Praphul Chandra adds: “The biggest impact of Web3 is the ability to extend the process of creating any asset into capital – virtually on demand. It is trivially easy to create a trusted ledger of ownership of any asset using Blockchain and embodying it in a title as a NFT.  This NFT can then be used as a put up as “collateral” for a loan. In Web3, the loan is facilitated by digital escrows (smart contracts) which are programmed to lock the NFTs as collaterals, release cryptocurrency based loans and vice versa. This is one of the innovations of DeFi (Decentralized Finance) – so called since there is no bank or financial institution intermediating the collateral-loan process. This is the real Aha! Moment. What Web3 is fundamentally about is the ability to create economies on demand by converting any asset into capital.”

As Chris Dixon puts it:

web1: read
web2: read / write
web3: read / write / own

Ownership, enabled by decentralisation, is at the heart of Web3.

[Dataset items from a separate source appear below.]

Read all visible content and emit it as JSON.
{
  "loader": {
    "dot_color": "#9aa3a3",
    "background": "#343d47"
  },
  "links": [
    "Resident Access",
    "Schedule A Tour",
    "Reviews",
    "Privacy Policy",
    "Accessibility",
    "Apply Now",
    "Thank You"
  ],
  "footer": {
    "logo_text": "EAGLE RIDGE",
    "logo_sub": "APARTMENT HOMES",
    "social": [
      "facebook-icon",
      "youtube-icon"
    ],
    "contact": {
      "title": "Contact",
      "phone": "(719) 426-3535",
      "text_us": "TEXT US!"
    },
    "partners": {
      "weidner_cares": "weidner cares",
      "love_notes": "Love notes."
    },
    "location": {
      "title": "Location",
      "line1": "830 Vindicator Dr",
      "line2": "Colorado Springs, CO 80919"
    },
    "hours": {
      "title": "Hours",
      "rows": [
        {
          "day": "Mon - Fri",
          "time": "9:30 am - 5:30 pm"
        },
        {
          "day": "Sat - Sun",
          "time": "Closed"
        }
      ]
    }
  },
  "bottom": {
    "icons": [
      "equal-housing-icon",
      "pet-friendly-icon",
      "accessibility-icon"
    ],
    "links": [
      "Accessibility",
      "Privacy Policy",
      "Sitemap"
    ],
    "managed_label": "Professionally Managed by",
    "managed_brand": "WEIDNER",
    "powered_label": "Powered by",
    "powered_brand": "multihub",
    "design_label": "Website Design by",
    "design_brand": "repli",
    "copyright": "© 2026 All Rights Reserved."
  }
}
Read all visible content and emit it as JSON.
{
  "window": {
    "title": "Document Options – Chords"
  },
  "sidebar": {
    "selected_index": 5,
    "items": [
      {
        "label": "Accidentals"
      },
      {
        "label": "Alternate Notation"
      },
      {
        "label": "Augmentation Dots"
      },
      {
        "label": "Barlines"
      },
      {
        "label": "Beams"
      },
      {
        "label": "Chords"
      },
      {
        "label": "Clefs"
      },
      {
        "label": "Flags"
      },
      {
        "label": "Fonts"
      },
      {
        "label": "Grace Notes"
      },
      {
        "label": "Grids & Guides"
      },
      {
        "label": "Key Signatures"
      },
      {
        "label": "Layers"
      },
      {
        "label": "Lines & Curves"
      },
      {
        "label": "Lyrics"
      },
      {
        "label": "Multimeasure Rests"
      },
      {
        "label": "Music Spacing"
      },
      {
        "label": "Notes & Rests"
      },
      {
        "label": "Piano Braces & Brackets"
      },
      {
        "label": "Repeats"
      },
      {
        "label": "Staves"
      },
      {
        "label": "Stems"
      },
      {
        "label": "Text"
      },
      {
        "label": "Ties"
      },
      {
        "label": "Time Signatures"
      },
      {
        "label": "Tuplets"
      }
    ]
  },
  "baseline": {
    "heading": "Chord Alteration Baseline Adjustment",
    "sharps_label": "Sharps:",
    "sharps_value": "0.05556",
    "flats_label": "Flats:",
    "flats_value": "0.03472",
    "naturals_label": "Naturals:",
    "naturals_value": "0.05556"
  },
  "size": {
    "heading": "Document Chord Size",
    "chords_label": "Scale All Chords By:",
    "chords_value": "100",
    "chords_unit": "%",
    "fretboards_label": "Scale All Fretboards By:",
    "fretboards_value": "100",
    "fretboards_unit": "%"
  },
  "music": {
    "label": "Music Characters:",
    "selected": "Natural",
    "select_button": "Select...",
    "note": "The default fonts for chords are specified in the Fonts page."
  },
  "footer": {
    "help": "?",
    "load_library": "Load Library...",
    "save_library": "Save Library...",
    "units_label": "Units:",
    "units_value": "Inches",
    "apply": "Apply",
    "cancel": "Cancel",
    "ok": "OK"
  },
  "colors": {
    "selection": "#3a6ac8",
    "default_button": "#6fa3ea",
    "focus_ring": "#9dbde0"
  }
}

Li Jin and others wrote in a report on the Ownership Economy: “Ownership has long been embraced by Silicon Valley startups to align incentives among employees through option grants. Still, the vast majority of internet users own exactly 0% of the services they contribute to. Creators don’t own their content, developers can’t control their code, and consumers can’t influence the policies or decisions of the platforms they use. This scenario, which once went unquestioned, looks increasingly archaic. This is starting to change via the ownership economy—often referred to as web3—with products and services that turn users into owners. What started with Bitcoin and Ethereum—both of which reward participants who secure the network with their native tokens—is becoming prevalent across all categories of software, from developer infrastructure and new financial markets in DeFi to consumer products, marketplaces and social…If the last generation of software was built upon a foundation of user-generated content, the next generation of software will be user-owned, with digital ownership leveraged as a building block to enable novel user experiences.”